Leonete Botelho, in Jornal Público
O incumprimento culposo dos deveres parentais passa a ser crime num projecto que quer "proteger as partes mais frágeis" da família
O fim do divórcio litigioso baseado na culpa, proposto pelo PS, é rodeado de um conjunto de precauções cujo objectivo é "proteger as partes mais frágeis" da família, em especial os filhos, mas também o cônjuge que tiver uma situação mais débil - normalmente a mulher.
Nesse sentido, o projecto de lei ontem apresentado no Parlamento contém duas inovações radicais: o não cumprimento culposo dos deveres parentais passa a ser crime de desobediência. E o trabalho da mulher a favor da família pode passar a ser compensado economicamente no momento da partilha de bens.
No primeiro caso, a alteração ao Código Civil é profunda e não abrange só o divórcio, mas também a separação judicial de pessoas e bens e a nulidade ou anulação do casamento. Em vez de poder paternal, fala-se de responsabilidades parentais e determina que "as questões de particular importância para a vida do filho são exercidas em comum" pelos pais.
Por outro lado, "pretende-se diminuir a ligeireza com que se desprezam as decisões dos tribunais e se alteram os hábitos e as expectativas dos filhos, nesta matéria". E por isso o incumprimento culposo das responsabilidades parentais passa a constituir um crime de desobediência, nos termos da lei penal.
No capítulo da protecção do cônjuge mais frágil, o projecto - desenvolvido a partir de estudos de dois especialistas da família, Guilherme de Oliveira e Anália Torres - introduz o conceito de crédito de compensação "sempre que se verificar assimetria entre os cônjuges nos contributos para os encargos da vida familiar".
E cria a obrigatoriedade do tribunal encaminhar os casais desavindos para serviços de mediação familiar, como forma de prevenir o divórcio ou ajudar a resolver conflitos.
Ao apresentar o projecto de lei, o líder parlamentar do PS, Alberto Martins, começou por confirmar o fim do divórcio litigioso e a criação da figura do divórcio sem consentimento de um dos cônjuges, baseado num conceito de divórcio-ruptura e já não um divórcio-sanção.
Igreja pode ser ouvida
Assim, o fim do casamento sem consentimento passa a ser aferido no tribunal com base em causas objectivas: a separação de facto por um ano, a alteração das faculdades mentais de uma das partes, a ausência sem notícias ou "quaisquer outros factos que, independentemente da culpa, mostrem a ruptura definitiva".
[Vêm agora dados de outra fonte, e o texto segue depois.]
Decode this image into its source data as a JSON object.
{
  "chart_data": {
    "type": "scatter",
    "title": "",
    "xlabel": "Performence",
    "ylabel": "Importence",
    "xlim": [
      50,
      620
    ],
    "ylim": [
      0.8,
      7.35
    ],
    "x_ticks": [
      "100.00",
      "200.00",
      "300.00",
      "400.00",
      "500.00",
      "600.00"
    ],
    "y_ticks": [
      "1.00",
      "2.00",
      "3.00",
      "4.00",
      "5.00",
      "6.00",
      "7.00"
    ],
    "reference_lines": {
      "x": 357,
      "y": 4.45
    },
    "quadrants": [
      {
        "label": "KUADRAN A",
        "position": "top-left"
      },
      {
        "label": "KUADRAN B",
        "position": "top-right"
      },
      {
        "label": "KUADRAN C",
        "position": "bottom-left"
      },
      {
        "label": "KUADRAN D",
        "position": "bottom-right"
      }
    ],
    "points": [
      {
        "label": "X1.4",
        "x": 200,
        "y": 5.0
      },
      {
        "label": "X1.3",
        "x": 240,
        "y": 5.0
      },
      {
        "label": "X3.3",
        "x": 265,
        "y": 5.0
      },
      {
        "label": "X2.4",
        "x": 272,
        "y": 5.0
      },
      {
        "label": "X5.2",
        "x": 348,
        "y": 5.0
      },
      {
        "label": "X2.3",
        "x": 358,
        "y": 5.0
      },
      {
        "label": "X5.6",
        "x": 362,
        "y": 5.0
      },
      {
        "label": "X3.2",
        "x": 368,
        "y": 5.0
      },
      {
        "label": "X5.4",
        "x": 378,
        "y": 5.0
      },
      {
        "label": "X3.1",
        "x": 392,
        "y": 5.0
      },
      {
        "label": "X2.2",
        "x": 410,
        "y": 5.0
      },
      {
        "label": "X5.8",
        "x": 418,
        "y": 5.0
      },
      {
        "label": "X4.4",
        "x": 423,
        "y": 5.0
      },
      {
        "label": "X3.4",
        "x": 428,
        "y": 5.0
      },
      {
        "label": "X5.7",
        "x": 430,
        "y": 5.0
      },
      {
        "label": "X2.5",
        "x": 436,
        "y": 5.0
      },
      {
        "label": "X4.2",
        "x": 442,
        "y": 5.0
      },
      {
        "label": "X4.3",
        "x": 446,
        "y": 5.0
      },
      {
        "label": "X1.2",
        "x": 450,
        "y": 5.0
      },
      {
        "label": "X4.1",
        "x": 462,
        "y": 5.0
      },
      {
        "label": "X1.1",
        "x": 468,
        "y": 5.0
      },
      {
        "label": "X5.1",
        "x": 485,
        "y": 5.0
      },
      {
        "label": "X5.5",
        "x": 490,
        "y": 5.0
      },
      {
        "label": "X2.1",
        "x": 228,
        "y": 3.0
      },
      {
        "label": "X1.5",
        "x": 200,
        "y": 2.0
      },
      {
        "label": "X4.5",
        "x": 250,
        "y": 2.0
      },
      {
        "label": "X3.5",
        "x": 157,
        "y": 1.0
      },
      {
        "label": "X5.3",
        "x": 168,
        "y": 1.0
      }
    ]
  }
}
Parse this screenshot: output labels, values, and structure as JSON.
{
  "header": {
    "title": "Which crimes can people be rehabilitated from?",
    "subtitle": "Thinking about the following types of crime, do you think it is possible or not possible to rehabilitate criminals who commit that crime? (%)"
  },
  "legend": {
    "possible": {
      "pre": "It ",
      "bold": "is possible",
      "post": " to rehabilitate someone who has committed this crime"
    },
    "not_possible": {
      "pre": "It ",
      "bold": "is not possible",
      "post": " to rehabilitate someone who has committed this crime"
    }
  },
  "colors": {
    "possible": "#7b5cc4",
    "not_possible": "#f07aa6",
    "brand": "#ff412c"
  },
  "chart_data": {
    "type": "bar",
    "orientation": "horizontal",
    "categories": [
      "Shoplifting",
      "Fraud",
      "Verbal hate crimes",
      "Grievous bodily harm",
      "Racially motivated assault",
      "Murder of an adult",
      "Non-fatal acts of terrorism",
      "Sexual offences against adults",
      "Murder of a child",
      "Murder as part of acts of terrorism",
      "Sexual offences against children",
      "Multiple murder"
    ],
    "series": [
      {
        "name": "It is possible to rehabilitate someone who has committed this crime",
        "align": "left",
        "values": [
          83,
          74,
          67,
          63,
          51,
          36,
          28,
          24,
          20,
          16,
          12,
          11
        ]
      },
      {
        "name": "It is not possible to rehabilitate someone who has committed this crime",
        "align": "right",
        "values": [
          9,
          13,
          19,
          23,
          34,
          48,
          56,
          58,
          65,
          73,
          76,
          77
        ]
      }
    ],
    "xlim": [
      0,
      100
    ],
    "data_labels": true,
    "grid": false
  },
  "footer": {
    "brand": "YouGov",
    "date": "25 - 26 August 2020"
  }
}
Entre as causas pode estar a violência doméstica - que a existir como crime é tratada em processo penal -, o adultério ou a violação de deveres do casamento, que continuam a existir. "Interessa é haver ruptura da vida em comum por factos objectivos e já não por razões subjectivas, como a culpa", explicitou Alberto Martins.
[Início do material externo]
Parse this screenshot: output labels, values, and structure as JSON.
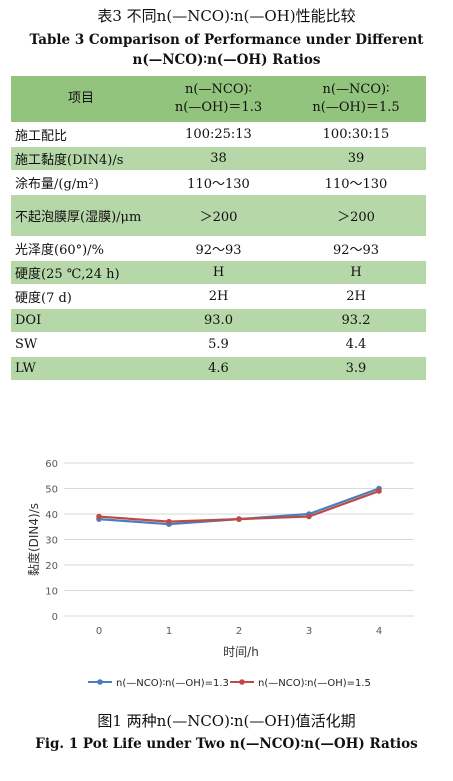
{
  "table": {
    "title_cn": "表3 不同n(—NCO)∶n(—OH)性能比较",
    "title_en": "Table 3 Comparison of Performance under Different",
    "title_en2": "n(—NCO)∶n(—OH) Ratios",
    "headers": [
      "项目",
      "n(—NCO)∶\nn(—OH)＝1.3",
      "n(—NCO)∶\nn(—OH)＝1.5"
    ],
    "rows": [
      [
        "施工配比",
        "100:25:13",
        "100:30:15"
      ],
      [
        "施工黏度(DIN4)/s",
        "38",
        "39"
      ],
      [
        "涂布量/(g/m²)",
        "110～130",
        "110～130"
      ],
      [
        "不起泡膜厚(湿膜)/μm",
        "＞200",
        "＞200"
      ],
      [
        "光泽度(60°)/%",
        "92～93",
        "92～93"
      ],
      [
        "硬度(25 ℃,24 h)",
        "H",
        "H"
      ],
      [
        "硬度(7 d)",
        "2H",
        "2H"
      ],
      [
        "DOI",
        "93.0",
        "93.2"
      ],
      [
        "SW",
        "5.9",
        "4.4"
      ],
      [
        "LW",
        "4.6",
        "3.9"
      ]
    ]
  },
  "chart_data": {
    "type": "line",
    "x": [
      0,
      1,
      2,
      3,
      4
    ],
    "xlabel": "时间/h",
    "ylabel": "黏度(DIN4)/s",
    "ylim": [
      0,
      60
    ],
    "yticks": [
      0,
      10,
      20,
      30,
      40,
      50,
      60
    ],
    "grid": true,
    "legend": "bottom",
    "series": [
      {
        "name": "n(—NCO)∶n(—OH)=1.3",
        "color": "#4a7ebb",
        "values": [
          38,
          36,
          38,
          40,
          50
        ]
      },
      {
        "name": "n(—NCO)∶n(—OH)=1.5",
        "color": "#be4b48",
        "values": [
          39,
          37,
          38,
          39,
          49
        ]
      }
    ]
  },
  "figure": {
    "title_cn": "图1 两种n(—NCO)∶n(—OH)值活化期",
    "title_en": "Fig. 1 Pot Life under Two n(—NCO)∶n(—OH) Ratios"
  }
}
Questionado (na conferência de imprensa) sobre as críticas que a Igreja Católica tem feito, Alberto Martins frisou que o regime proposto diz respeito "ao casamento civil e tão-só". Embora admita a possibilidade de se poder ouvir no Parlamento "quem queira ser ouvido", o parlamentar deixou claro que o PS não abdica "da matéria estrutural" do projecto.
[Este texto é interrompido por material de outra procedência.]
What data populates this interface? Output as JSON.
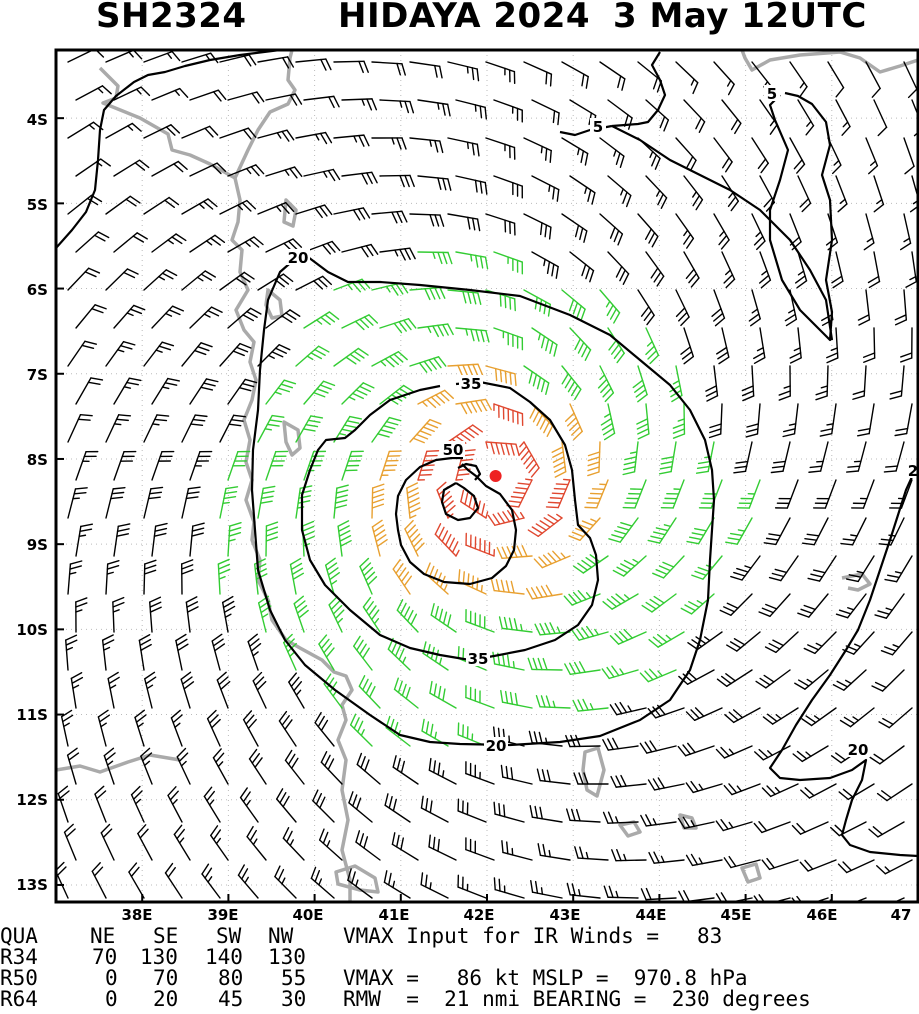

Coube a Rosário Carneiro, deputada independente e católica que integra o Movimento Humanismo e Democracia, responder às dúvidas da Igreja. "A preocupação fundamental deste projecto é a família, mas a família só é um bem enquanto é funcional", começou por dizer.
"Um divórcio representa uma ruptura, não é algo positivo, mas, verificada a disfuncionalidade da família, é prudente que o Estado ajude a acautelar e a regular as consequências dessa ruptura", prosseguiu.
Para concluir: "Este projecto olha para as causas objectivas dessa disfuncionalidade e tenta reduzir os danos dessa ruptura."